Bewertungen sind der Teil, der am meisten bewegt — und der rechtlich empfindlichste. Erfundene oder gekaufte Bewertungen sind nach Paragraf 5b Absatz 3 des Gesetzes gegen den unlauteren Wettbewerb unzulässig, und Google entfernt erkannte Muster. Der zulässige Weg ist schlicht: nach erledigter Arbeit darum bitten, ohne Gegenleistung, ohne Vorauswahl der Zufriedenen. Wie das im Alltag aussieht, steht im Ratgeber zu Google-Bewertungen.

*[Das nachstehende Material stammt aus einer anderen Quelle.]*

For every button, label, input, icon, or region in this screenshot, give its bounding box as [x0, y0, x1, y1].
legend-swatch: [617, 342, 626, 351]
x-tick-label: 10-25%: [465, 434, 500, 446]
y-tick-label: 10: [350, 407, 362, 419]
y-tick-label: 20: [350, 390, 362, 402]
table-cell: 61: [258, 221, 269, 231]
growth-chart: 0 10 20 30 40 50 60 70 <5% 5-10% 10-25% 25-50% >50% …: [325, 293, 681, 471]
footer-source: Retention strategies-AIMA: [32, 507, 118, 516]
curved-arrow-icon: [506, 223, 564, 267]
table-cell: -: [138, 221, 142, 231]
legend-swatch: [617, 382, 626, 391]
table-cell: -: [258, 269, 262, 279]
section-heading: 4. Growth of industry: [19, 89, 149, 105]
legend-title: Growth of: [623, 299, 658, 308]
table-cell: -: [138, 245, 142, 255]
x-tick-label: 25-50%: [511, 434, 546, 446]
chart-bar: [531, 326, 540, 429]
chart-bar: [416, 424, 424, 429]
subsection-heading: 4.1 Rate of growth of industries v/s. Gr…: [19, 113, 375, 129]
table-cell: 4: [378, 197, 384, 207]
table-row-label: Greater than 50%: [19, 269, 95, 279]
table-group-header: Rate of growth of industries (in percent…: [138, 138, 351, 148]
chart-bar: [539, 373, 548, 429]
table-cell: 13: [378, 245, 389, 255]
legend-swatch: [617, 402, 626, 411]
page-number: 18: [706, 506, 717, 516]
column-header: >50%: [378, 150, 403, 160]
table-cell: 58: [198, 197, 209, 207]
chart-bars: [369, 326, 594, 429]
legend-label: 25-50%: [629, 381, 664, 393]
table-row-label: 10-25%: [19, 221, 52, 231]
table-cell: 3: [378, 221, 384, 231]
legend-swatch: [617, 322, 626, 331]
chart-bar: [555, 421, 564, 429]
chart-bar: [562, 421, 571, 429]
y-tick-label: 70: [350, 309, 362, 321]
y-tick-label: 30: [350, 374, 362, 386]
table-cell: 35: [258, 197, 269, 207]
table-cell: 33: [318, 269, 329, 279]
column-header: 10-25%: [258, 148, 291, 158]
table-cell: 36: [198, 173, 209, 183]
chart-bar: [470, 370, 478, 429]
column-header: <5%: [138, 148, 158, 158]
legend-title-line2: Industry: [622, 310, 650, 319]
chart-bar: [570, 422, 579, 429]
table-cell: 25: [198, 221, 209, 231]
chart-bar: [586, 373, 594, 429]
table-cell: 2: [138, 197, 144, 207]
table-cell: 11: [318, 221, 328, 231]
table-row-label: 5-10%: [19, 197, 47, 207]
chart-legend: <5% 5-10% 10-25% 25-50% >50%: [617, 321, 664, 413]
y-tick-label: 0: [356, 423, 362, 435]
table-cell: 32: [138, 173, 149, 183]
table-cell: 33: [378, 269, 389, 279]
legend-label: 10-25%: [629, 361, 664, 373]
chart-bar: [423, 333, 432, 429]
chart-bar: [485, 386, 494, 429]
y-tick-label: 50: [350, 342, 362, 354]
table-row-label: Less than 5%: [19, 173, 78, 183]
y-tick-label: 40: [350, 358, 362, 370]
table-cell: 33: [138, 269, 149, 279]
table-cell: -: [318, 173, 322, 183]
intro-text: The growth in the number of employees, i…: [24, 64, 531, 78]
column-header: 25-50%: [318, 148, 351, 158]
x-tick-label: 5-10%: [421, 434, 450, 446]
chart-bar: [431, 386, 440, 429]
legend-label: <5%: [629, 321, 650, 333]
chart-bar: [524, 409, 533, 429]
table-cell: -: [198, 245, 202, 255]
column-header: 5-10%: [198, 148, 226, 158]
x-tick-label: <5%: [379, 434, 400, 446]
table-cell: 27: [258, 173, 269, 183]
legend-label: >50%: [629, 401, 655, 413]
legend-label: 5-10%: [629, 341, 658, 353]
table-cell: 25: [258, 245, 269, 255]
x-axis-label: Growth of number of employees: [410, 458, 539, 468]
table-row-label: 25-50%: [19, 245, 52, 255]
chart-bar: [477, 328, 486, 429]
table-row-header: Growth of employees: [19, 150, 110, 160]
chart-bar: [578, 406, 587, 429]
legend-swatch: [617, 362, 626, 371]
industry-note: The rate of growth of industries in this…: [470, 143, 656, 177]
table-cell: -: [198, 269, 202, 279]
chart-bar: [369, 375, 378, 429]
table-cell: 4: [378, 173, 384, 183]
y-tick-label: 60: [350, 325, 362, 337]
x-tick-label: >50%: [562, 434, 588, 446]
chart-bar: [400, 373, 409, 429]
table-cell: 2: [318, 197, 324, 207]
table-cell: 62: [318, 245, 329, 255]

Ein Punkt, der oft übersehen wird, ist die Übereinstimmung Ihrer Angaben. Firmenname, Anschrift und Telefonnummer sollten auf der Website, im Profil und in Verzeichnissen wortgleich stehen — nicht einmal mit »Str.« und einmal mit »Straße«. Abweichungen erzeugen Zweifel, ob es sich um dasselbe Unternehmen handelt. Die Einrichtung im Einzelnen haben wir im Ratgeber zum Unternehmensprofil beschrieben.

Wo die Grenzen liegen, gehört dazu: Das Profil ersetzt keine Website. Die Inhalte liegen auf einer fremden Plattform, die Darstellung ändert sich ohne Ihr Zutun, und Sie können den Eintrag weder mitnehmen noch exportieren. Es ist ein sehr nützlicher Kanal, aber keiner, der Ihnen gehört — dieselbe Abhängigkeit, die wir unter Vendor Lock-in beschreiben.

Für Sie heißt das: Wenn Kunden zu Ihnen kommen oder Sie ein festes Einzugsgebiet bedienen, ist das Profil einer der wenigen Hebel, die nichts kosten außer Sorgfalt. Wir selbst sitzen in Valencia und arbeiten überwiegend aus der Ferne; für uns trägt der Eintrag deshalb weniger als für einen Betrieb mit Ladenlokal in seiner Stadt. Das sagen wir dazu, statt einen Kanal zu bewerben, von dem wir selbst kaum leben.

Zum Nachrechnen

Null: Für Suchmaschinenoptimierung gibt es im Google-Unternehmensprofil keine eigene Kategorie.

Wir haben die Kategorieauswahl für den eigenen Eintrag durchgesehen und keine gefunden, die diese Leistung bezeichnet. Das ist deshalb mehr als eine Randnotiz, weil die Kategorie erheblich mitbestimmt, für welche Suchen ein Profil überhaupt angezeigt wird. Wer eine Tätigkeit anbietet, für die keine Kategorie vorgesehen ist, wählt die nächstliegende und beschreibt den Rest im Text — und sollte Zusagen über Spitzenplätze in Maps für genau solche Suchen mit Vorsicht behandeln.

Quelle: eigene Prüfung der Kategorieauswahl im Google-Unternehmensprofil, 12. September 2026. Unsere eigene Nachschau, offengelegt — keine amtliche Statistik.

Häufige Fragen dazu

Kostet das Google-Unternehmensprofil etwas?

Nein. Anlegen, Bestätigen und Pflegen sind kostenlos. Bezahlen müsste man nur für Anzeigen, die zusätzlich geschaltet werden — das ist ein anderes Thema und keine Voraussetzung für den Eintrag.

Brauche ich ein Ladenlokal für ein Profil?

Nein, aber einen überprüfbaren Bezugspunkt. Wer zum Kunden fährt, gibt statt einer Besucheranschrift ein Einzugsgebiet an. Ohne Bestätigung durch Google entsteht kein Profil, und Einträge an Adressen ohne tatsächlichen Betrieb werden entfernt.